Remember what it feels like
to squish mud between your toes, pack mud pies, or dig in the warm sand
at the beach? That’s the feeling I have when my hands are in wet clay.
It is the source of creativity for me. The dialogue begins between me
and the clay. The forms emerge.
I love working with clay and fire. It is
challenging and liberating to explore the relationship between the clay,
the kiln, the fire, the shapes, and my own intention. The process of
integrating these elements over 35 years has been an organic one, moving
from early animal shapes and vessels to the human-like forms and
abstract wall reliefs of recent decades.
Clay led me to bronze as each piece begins in
clay. My bronzes can be so intimate that you can hold one in your hand
and so large that you can sit in its lap. The largest bronze figures are
permanently exhibited in Jing’An Sculpture Park, Shanghai.
The influence of the Japanese
aesthetic on Joy’s ceramic and bronze sculpture springs from her
childhood in Japan and apprenticeship in traditional Japanese ceramics.
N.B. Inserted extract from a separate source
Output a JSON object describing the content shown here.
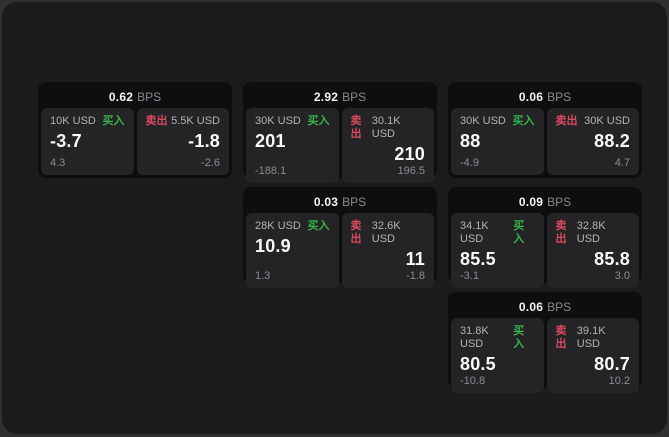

The rounded forms and natural materials of clay and bronze convey the
heavy gravity of stone; the expressions and gestures transcend that
weight, suggesting a warmth, a lightness of being.
Joy has exhibited in
galleries and museums in the United States, Europe, and Asia. Her
three-dimensional wall installations have been commissioned by hospitals
and schools in the U.S. and Japan. Her work has been featured in the
New York Times, International Herald Tribune, Art News, House and
Garden, and Ceramics Monthly. In 1998, she co-founded Still Mountain
Center, a nonprofit arts organization that fosters East-West artistic
exchange. In 2003, Joy received the Ruth Steinkraus-Cohen Memorial
Outstanding Women of Connecticut Award.